Emptiness, lack of real, direct communication with the public, and in many cases, a total lack of tools to enrich the character, are some of the most common aspects when analyzing this phenomenon of the “multiplication” of clowns. The sharp vision of the master Roberto Gacio, who is a theatre institution in Cuba, allows us to evaluate some of the most notorious weaknesses that these clowns face.
“It is necessary to investigate, deepen, and be in a very serious position to transmit messages, not so much from social reality as from human existence. This, like other phenomena, is also marked by the loss of values, the lack of interest in personal and collective improvement and, of course, the economic factor.
“The way to save the clown’s art is to realize that you have to say things out of sensitivity, out of humanity. The clown and the clown, in general, are also like big children, who talk about serious adult things or children’s things, but with a lot of tenderness”.
Logically, like other similar dilemmas that take place within all artistic expressions, this process cannot be seen as alien to the social context, nor divorced from everyday realities or the way people perceive the world around them. These are aspects to which researcher, theatre critic, and director of the magazine Tablas-Alarcos, Omar Valiño Cedré, attaches great importance.

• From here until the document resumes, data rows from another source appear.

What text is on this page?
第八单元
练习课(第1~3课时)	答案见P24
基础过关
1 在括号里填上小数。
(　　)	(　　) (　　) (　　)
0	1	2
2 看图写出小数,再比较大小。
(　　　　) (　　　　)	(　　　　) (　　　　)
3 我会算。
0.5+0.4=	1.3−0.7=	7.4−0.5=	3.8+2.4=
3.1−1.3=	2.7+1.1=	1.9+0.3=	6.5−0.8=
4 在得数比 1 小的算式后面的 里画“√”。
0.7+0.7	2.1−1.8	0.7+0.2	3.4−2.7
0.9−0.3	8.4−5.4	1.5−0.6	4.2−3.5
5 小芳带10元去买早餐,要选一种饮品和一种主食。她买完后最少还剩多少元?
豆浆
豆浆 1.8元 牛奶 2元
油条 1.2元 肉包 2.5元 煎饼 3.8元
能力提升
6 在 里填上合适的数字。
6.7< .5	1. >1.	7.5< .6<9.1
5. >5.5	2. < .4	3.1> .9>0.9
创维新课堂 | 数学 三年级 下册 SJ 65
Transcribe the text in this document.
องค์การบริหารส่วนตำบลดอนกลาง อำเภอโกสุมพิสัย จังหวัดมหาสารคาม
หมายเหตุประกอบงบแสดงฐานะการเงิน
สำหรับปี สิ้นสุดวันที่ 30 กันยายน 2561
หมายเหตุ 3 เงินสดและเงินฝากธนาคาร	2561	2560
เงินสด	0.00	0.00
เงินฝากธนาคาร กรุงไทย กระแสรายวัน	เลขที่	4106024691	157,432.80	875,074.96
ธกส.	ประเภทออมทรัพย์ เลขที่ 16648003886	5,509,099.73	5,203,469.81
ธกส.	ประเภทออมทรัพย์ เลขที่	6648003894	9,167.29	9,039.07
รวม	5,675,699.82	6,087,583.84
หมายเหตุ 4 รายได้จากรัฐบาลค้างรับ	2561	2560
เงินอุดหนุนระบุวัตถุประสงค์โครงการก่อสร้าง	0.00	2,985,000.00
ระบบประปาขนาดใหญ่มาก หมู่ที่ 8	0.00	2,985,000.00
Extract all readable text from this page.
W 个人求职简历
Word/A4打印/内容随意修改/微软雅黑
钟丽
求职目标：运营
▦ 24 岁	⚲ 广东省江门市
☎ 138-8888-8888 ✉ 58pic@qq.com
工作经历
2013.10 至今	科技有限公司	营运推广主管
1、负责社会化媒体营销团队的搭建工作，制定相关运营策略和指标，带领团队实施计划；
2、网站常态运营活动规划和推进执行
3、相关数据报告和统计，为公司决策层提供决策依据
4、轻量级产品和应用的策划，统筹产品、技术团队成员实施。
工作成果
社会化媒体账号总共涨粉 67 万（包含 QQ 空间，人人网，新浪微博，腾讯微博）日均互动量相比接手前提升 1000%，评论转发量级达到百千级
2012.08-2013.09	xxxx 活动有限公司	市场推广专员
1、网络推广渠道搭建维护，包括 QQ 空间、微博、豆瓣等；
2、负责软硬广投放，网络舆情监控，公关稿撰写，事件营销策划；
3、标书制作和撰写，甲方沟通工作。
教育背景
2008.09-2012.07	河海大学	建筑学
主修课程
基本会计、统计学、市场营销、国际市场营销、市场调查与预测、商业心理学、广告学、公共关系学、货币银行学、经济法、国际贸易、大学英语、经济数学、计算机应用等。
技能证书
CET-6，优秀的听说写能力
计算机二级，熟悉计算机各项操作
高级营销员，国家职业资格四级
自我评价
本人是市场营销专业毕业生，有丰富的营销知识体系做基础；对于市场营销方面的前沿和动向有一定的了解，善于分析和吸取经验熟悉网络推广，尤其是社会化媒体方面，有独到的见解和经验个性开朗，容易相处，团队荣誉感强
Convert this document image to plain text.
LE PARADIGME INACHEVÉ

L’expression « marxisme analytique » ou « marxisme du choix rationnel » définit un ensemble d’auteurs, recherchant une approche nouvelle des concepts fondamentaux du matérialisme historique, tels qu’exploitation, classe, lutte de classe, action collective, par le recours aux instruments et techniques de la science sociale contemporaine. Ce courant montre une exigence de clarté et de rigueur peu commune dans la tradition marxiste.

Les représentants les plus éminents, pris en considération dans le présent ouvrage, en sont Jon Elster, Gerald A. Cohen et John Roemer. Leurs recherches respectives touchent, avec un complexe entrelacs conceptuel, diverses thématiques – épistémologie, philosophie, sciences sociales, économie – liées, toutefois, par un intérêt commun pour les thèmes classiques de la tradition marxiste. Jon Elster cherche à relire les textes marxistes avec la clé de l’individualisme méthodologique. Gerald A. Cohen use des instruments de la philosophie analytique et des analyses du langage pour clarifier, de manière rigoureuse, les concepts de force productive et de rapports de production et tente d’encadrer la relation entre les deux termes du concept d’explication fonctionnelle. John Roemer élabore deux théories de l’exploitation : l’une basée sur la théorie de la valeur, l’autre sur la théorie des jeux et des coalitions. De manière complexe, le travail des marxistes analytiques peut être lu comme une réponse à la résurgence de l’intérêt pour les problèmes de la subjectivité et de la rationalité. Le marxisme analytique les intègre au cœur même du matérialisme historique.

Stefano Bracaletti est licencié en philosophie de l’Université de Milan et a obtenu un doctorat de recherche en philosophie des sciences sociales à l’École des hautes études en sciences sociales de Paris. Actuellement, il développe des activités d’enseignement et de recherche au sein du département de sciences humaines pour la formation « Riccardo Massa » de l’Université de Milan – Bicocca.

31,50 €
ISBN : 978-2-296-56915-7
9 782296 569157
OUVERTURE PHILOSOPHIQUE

“There are two different dimensions to the problem. The abundance of clowns, which in reality there are not, should not be seen as excessively pernicious. It is simply an economic reality, in which people who have a certain capacity for animation, entertainment and the world of acting, seek that economic reinforcement for their profession, although they are not necessarily clowns [themselves]; and of course, there is the dimension that Teatro Tuyo and other artistic groups and entities represent, which is the dimension of the real clown, of the clown as a very singular priest of the performing art.
“Being a clown is the greatest thing in the performing arts. A real clown moves an amount of energy, of metaphors, of symbols, of abilities around him that is hardly achievable with any other scenic material. I believe that the challenges are, for all those who want to evolve from one side to the other, to know technically, spiritually and intellectually, what a clown is and how to train. Knowing how to be up-to-date, how to be effective in terms of communication and how to establish new pacts, new links with today’s public that is not the same as it was a few years ago”.
That is precisely the perspective of a group that has managed to fill theatres, to be loved by young and old and become an obligatory reference point whenever there is talk in Cuba of the worthy profession of the clown.